Maduro’s approval rating is now at 23 percent.

“Maduro is incapable of understanding the economy and its problems. He is too radical,” said Luis Salamanca, a political scientist and college professor.

“Venezuela now has the second most controlled economy of Latin-American, just behind Cuba,” he added.

Salamanca and Trepiccione agree in that Maduro seems to lack Chavez’s ability to understand the fallout of a bad decision and fix things before they get out of hand.

According to an FNL count, since April 2014 Maduro has announced nearly 110 plans or “strategies” to fix the economy or to reduce crime, but none has shown results and problems have only worsened.

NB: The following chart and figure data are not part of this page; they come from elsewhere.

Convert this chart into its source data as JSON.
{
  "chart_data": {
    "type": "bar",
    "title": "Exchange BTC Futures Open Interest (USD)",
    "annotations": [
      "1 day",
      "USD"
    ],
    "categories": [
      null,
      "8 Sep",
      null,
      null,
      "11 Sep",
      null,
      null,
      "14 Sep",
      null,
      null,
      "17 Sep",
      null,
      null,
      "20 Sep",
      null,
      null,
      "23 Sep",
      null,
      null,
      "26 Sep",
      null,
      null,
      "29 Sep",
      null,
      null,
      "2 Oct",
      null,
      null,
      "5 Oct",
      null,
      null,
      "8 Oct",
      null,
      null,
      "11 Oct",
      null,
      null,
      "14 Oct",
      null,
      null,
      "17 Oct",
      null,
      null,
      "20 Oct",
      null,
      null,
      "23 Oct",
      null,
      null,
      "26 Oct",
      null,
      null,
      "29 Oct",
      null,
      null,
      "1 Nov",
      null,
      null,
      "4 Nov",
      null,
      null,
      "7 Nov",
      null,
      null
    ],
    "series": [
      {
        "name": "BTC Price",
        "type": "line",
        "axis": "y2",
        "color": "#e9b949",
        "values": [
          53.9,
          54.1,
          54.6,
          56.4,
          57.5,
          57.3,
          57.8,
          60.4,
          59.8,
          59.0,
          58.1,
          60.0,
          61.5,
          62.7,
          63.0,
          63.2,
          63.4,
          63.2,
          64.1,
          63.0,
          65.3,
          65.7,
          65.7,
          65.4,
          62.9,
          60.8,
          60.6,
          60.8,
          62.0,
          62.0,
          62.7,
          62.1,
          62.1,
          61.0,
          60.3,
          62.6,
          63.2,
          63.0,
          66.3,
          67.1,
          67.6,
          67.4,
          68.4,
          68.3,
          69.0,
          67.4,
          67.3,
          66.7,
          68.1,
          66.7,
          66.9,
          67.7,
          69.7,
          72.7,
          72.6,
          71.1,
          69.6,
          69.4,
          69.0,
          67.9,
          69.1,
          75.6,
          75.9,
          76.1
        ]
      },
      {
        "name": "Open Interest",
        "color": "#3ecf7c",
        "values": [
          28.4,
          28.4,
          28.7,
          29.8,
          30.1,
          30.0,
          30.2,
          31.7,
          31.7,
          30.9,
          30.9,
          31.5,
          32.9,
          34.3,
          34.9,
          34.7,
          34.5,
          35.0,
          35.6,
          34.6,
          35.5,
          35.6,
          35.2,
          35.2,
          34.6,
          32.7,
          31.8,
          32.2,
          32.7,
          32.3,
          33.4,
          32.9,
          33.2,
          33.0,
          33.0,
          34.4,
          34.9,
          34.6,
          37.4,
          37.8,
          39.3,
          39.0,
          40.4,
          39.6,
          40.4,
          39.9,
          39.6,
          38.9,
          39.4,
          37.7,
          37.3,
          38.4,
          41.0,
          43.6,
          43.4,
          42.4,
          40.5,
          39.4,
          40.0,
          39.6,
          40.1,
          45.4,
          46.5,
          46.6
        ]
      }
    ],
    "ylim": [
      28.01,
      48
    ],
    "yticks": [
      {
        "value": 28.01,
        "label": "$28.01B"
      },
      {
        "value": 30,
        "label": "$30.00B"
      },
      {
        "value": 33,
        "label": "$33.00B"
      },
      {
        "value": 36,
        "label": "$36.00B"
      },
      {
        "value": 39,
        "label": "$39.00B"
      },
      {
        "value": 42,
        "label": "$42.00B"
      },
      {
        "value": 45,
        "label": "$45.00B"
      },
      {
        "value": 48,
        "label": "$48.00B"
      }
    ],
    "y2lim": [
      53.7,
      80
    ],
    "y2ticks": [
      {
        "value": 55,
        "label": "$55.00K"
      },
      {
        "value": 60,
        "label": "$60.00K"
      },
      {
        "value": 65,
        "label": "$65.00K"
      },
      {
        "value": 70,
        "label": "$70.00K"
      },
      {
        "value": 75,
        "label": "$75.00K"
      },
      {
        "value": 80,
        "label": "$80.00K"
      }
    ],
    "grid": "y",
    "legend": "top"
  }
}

“Besides being more charismatic and popular, Chavez was way more pragmatic,” Salamanca told FNL.

Nicmer Evans, a political analyst who used to support Chavez, said that this characteristic made the late president’s government much more “democratic.”

“He always looked for legitimacy,” Evans told FNL. “Maduro, on the other hand, just tries to impose his ways.”

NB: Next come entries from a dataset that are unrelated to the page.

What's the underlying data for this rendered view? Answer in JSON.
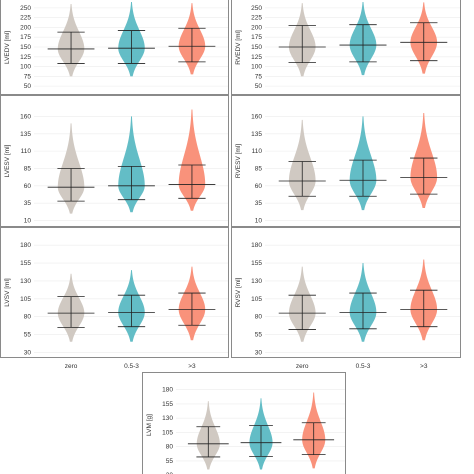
{
  "chart_data": [
    {
      "type": "violin",
      "ylabel": "LVEDV [ml]",
      "yticks": [
        50,
        75,
        100,
        125,
        150,
        175,
        200,
        225,
        250
      ],
      "ylim": [
        35,
        265
      ],
      "categories": [
        "zero",
        "0.5-3",
        ">3"
      ],
      "colors": [
        "#cdc6bf",
        "#5bb9c3",
        "#f98c74"
      ],
      "groups": [
        {
          "category": "zero",
          "median": 145,
          "q1": 108,
          "q3": 188,
          "min": 75,
          "max": 260
        },
        {
          "category": "0.5-3",
          "median": 147,
          "q1": 108,
          "q3": 192,
          "min": 75,
          "max": 265
        },
        {
          "category": ">3",
          "median": 152,
          "q1": 112,
          "q3": 198,
          "min": 80,
          "max": 262
        }
      ],
      "show_xticks": false
    },
    {
      "type": "violin",
      "ylabel": "RVEDV [ml]",
      "yticks": [
        50,
        75,
        100,
        125,
        150,
        175,
        200,
        225,
        250
      ],
      "ylim": [
        35,
        265
      ],
      "categories": [
        "zero",
        "0.5-3",
        ">3"
      ],
      "colors": [
        "#cdc6bf",
        "#5bb9c3",
        "#f98c74"
      ],
      "groups": [
        {
          "category": "zero",
          "median": 150,
          "q1": 110,
          "q3": 205,
          "min": 75,
          "max": 262
        },
        {
          "category": "0.5-3",
          "median": 155,
          "q1": 112,
          "q3": 207,
          "min": 78,
          "max": 265
        },
        {
          "category": ">3",
          "median": 162,
          "q1": 115,
          "q3": 212,
          "min": 82,
          "max": 264
        }
      ],
      "show_xticks": false
    },
    {
      "type": "violin",
      "ylabel": "LVESV [ml]",
      "yticks": [
        10,
        35,
        60,
        85,
        110,
        135,
        160
      ],
      "ylim": [
        5,
        175
      ],
      "categories": [
        "zero",
        "0.5-3",
        ">3"
      ],
      "colors": [
        "#cdc6bf",
        "#5bb9c3",
        "#f98c74"
      ],
      "groups": [
        {
          "category": "zero",
          "median": 58,
          "q1": 38,
          "q3": 85,
          "min": 20,
          "max": 150
        },
        {
          "category": "0.5-3",
          "median": 60,
          "q1": 40,
          "q3": 88,
          "min": 22,
          "max": 160
        },
        {
          "category": ">3",
          "median": 62,
          "q1": 42,
          "q3": 90,
          "min": 24,
          "max": 170
        }
      ],
      "show_xticks": false
    },
    {
      "type": "violin",
      "ylabel": "RVESV [ml]",
      "yticks": [
        10,
        35,
        60,
        85,
        110,
        135,
        160
      ],
      "ylim": [
        5,
        175
      ],
      "categories": [
        "zero",
        "0.5-3",
        ">3"
      ],
      "colors": [
        "#cdc6bf",
        "#5bb9c3",
        "#f98c74"
      ],
      "groups": [
        {
          "category": "zero",
          "median": 67,
          "q1": 45,
          "q3": 95,
          "min": 25,
          "max": 155
        },
        {
          "category": "0.5-3",
          "median": 68,
          "q1": 45,
          "q3": 97,
          "min": 25,
          "max": 160
        },
        {
          "category": ">3",
          "median": 72,
          "q1": 48,
          "q3": 100,
          "min": 28,
          "max": 165
        }
      ],
      "show_xticks": false
    },
    {
      "type": "violin",
      "ylabel": "LVSV [ml]",
      "yticks": [
        30,
        55,
        80,
        105,
        130,
        155,
        180
      ],
      "ylim": [
        25,
        190
      ],
      "categories": [
        "zero",
        "0.5-3",
        ">3"
      ],
      "colors": [
        "#cdc6bf",
        "#5bb9c3",
        "#f98c74"
      ],
      "groups": [
        {
          "category": "zero",
          "median": 85,
          "q1": 65,
          "q3": 108,
          "min": 45,
          "max": 140
        },
        {
          "category": "0.5-3",
          "median": 86,
          "q1": 66,
          "q3": 110,
          "min": 45,
          "max": 145
        },
        {
          "category": ">3",
          "median": 90,
          "q1": 68,
          "q3": 113,
          "min": 47,
          "max": 150
        }
      ],
      "show_xticks": true
    },
    {
      "type": "violin",
      "ylabel": "RVSV [ml]",
      "yticks": [
        30,
        55,
        80,
        105,
        130,
        155,
        180
      ],
      "ylim": [
        25,
        190
      ],
      "categories": [
        "zero",
        "0.5-3",
        ">3"
      ],
      "colors": [
        "#cdc6bf",
        "#5bb9c3",
        "#f98c74"
      ],
      "groups": [
        {
          "category": "zero",
          "median": 85,
          "q1": 62,
          "q3": 110,
          "min": 45,
          "max": 150
        },
        {
          "category": "0.5-3",
          "median": 86,
          "q1": 63,
          "q3": 113,
          "min": 45,
          "max": 155
        },
        {
          "category": ">3",
          "median": 90,
          "q1": 66,
          "q3": 117,
          "min": 47,
          "max": 160
        }
      ],
      "show_xticks": true
    },
    {
      "type": "violin",
      "ylabel": "LVM [g]",
      "yticks": [
        30,
        55,
        80,
        105,
        130,
        155,
        180
      ],
      "ylim": [
        25,
        190
      ],
      "categories": [
        "zero",
        "0.5-3",
        ">3"
      ],
      "colors": [
        "#cdc6bf",
        "#5bb9c3",
        "#f98c74"
      ],
      "groups": [
        {
          "category": "zero",
          "median": 85,
          "q1": 62,
          "q3": 115,
          "min": 40,
          "max": 160
        },
        {
          "category": "0.5-3",
          "median": 87,
          "q1": 63,
          "q3": 117,
          "min": 40,
          "max": 165
        },
        {
          "category": ">3",
          "median": 92,
          "q1": 66,
          "q3": 122,
          "min": 42,
          "max": 175
        }
      ],
      "show_xticks": false
    }
  ]
}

During his 14 years in office, however, Chavez was able to navigate easily thanks in large part to a favorable oil market, which critics say he used and abused in order to pump his popularity throughout the region. Chavez’s figure grew, they say, thanks to the cheap oil he provided to Caribbean and South American nations under generous conditions, and at a time of record-high energy prices.

Venezuela’s wealth at the time covered the government’s flaws, which came out in full display when oil prices dropped during Maduro's first year in office.

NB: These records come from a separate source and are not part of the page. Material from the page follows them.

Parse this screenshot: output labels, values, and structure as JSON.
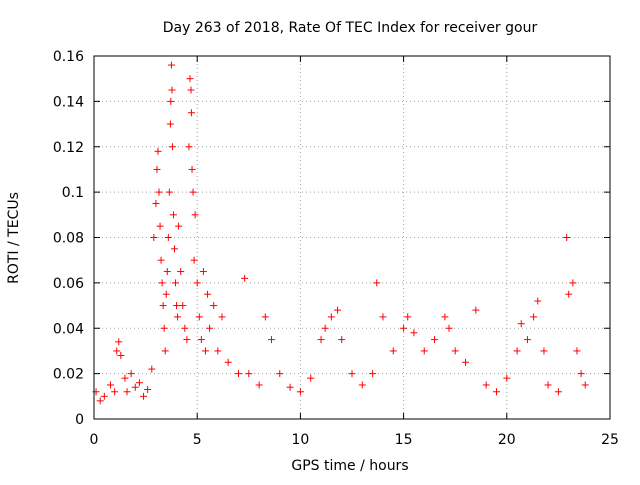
{
  "chart_data": {
    "type": "scatter",
    "title": "Day 263 of 2018, Rate Of TEC Index for receiver gour",
    "xlabel": "GPS time / hours",
    "ylabel": "ROTI / TECUs",
    "xlim": [
      0,
      25
    ],
    "ylim": [
      0,
      0.16
    ],
    "xticks": [
      0,
      5,
      10,
      15,
      20,
      25
    ],
    "xtick_labels": [
      "0",
      "5",
      "10",
      "15",
      "20",
      "25"
    ],
    "yticks": [
      0,
      0.02,
      0.04,
      0.06,
      0.08,
      0.1,
      0.12,
      0.14,
      0.16
    ],
    "ytick_labels": [
      "0",
      "0.02",
      "0.04",
      "0.06",
      "0.08",
      "0.1",
      "0.12",
      "0.14",
      "0.16"
    ],
    "grid": true,
    "grid_style": "dotted",
    "marker": "+",
    "color": "#ff0000",
    "series": [
      {
        "name": "",
        "points": [
          [
            0.1,
            0.012
          ],
          [
            0.3,
            0.008
          ],
          [
            0.5,
            0.01
          ],
          [
            0.8,
            0.015
          ],
          [
            1.0,
            0.012
          ],
          [
            1.1,
            0.03
          ],
          [
            1.2,
            0.034
          ],
          [
            1.3,
            0.028
          ],
          [
            1.5,
            0.018
          ],
          [
            1.6,
            0.012
          ],
          [
            1.8,
            0.02
          ],
          [
            2.0,
            0.014
          ],
          [
            2.2,
            0.016
          ],
          [
            2.4,
            0.01
          ],
          [
            2.6,
            0.013
          ],
          [
            2.8,
            0.022
          ],
          [
            2.9,
            0.08
          ],
          [
            3.0,
            0.095
          ],
          [
            3.05,
            0.11
          ],
          [
            3.1,
            0.118
          ],
          [
            3.15,
            0.1
          ],
          [
            3.2,
            0.085
          ],
          [
            3.25,
            0.07
          ],
          [
            3.3,
            0.06
          ],
          [
            3.35,
            0.05
          ],
          [
            3.4,
            0.04
          ],
          [
            3.45,
            0.03
          ],
          [
            3.5,
            0.055
          ],
          [
            3.55,
            0.065
          ],
          [
            3.6,
            0.08
          ],
          [
            3.65,
            0.1
          ],
          [
            3.7,
            0.13
          ],
          [
            3.72,
            0.14
          ],
          [
            3.75,
            0.156
          ],
          [
            3.78,
            0.145
          ],
          [
            3.8,
            0.12
          ],
          [
            3.85,
            0.09
          ],
          [
            3.9,
            0.075
          ],
          [
            3.95,
            0.06
          ],
          [
            4.0,
            0.05
          ],
          [
            4.05,
            0.045
          ],
          [
            4.1,
            0.085
          ],
          [
            4.2,
            0.065
          ],
          [
            4.3,
            0.05
          ],
          [
            4.4,
            0.04
          ],
          [
            4.5,
            0.035
          ],
          [
            4.6,
            0.12
          ],
          [
            4.65,
            0.15
          ],
          [
            4.7,
            0.145
          ],
          [
            4.72,
            0.135
          ],
          [
            4.75,
            0.11
          ],
          [
            4.8,
            0.1
          ],
          [
            4.85,
            0.07
          ],
          [
            4.9,
            0.09
          ],
          [
            5.0,
            0.06
          ],
          [
            5.1,
            0.045
          ],
          [
            5.2,
            0.035
          ],
          [
            5.3,
            0.065
          ],
          [
            5.4,
            0.03
          ],
          [
            5.5,
            0.055
          ],
          [
            5.6,
            0.04
          ],
          [
            5.8,
            0.05
          ],
          [
            6.0,
            0.03
          ],
          [
            6.2,
            0.045
          ],
          [
            6.5,
            0.025
          ],
          [
            7.0,
            0.02
          ],
          [
            7.3,
            0.062
          ],
          [
            7.5,
            0.02
          ],
          [
            8.0,
            0.015
          ],
          [
            8.3,
            0.045
          ],
          [
            8.6,
            0.035
          ],
          [
            9.0,
            0.02
          ],
          [
            9.5,
            0.014
          ],
          [
            10.0,
            0.012
          ],
          [
            10.5,
            0.018
          ],
          [
            11.0,
            0.035
          ],
          [
            11.2,
            0.04
          ],
          [
            11.5,
            0.045
          ],
          [
            11.8,
            0.048
          ],
          [
            12.0,
            0.035
          ],
          [
            12.5,
            0.02
          ],
          [
            13.0,
            0.015
          ],
          [
            13.5,
            0.02
          ],
          [
            13.7,
            0.06
          ],
          [
            14.0,
            0.045
          ],
          [
            14.5,
            0.03
          ],
          [
            15.0,
            0.04
          ],
          [
            15.2,
            0.045
          ],
          [
            15.5,
            0.038
          ],
          [
            16.0,
            0.03
          ],
          [
            16.5,
            0.035
          ],
          [
            17.0,
            0.045
          ],
          [
            17.2,
            0.04
          ],
          [
            17.5,
            0.03
          ],
          [
            18.0,
            0.025
          ],
          [
            18.5,
            0.048
          ],
          [
            19.0,
            0.015
          ],
          [
            19.5,
            0.012
          ],
          [
            20.0,
            0.018
          ],
          [
            20.5,
            0.03
          ],
          [
            20.7,
            0.042
          ],
          [
            21.0,
            0.035
          ],
          [
            21.3,
            0.045
          ],
          [
            21.5,
            0.052
          ],
          [
            21.8,
            0.03
          ],
          [
            22.0,
            0.015
          ],
          [
            22.5,
            0.012
          ],
          [
            22.9,
            0.08
          ],
          [
            23.0,
            0.055
          ],
          [
            23.2,
            0.06
          ],
          [
            23.4,
            0.03
          ],
          [
            23.6,
            0.02
          ],
          [
            23.8,
            0.015
          ]
        ]
      }
    ]
  }
}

Even Cuba, Venezuela’s one time key ally and main trade partner, acknowledged recently that the crisis in the oil-rich nation is having a negative spillover effect on the island's economy.

“Maduro is afraid of being accused of betraying Chavez, so he just keeps acting like his most radical version and that makes him more intolerant to the opposition and dissent,” Trepiccione said.

His presidency has indeed repressed protests much more violently than Chavez’s did, hurting the country’s image abroad. Maduro’s regime doesn’t have the regional support than his predecessor’s did, and the Chavista aura of social justice has all but vanished.

A clear example of this is what’s happening at Mercosur, the South American trade bloc that has spent the last weeks maneuvering to prevent or delay Venezuela’s turn in taking over the group’s presidency.

“Venezuela’s government has taken its people to famine. They need a referendum,” said Argentina’s President Mauricio Macri to Spanish newspaper ABC, siding with the opposition's call for a vote to recall Maduro from office.

Macri openly used Maduro to get elected in Argentina last year, while in Spain the emerging political party "Podemos" was heavily linked to Chavismo by its enemies to stop its rise in the last two general elections.

It’s true that some of Venezuela current problems, like the oil prices drop, were not directly caused by Maduro. But he hasn’t handled these issues wisely, analysts say.

“Despite the crisis he doesn’t do anything differently. When he offers something new, it is just the same thing but with a new package,” Trepiccione said.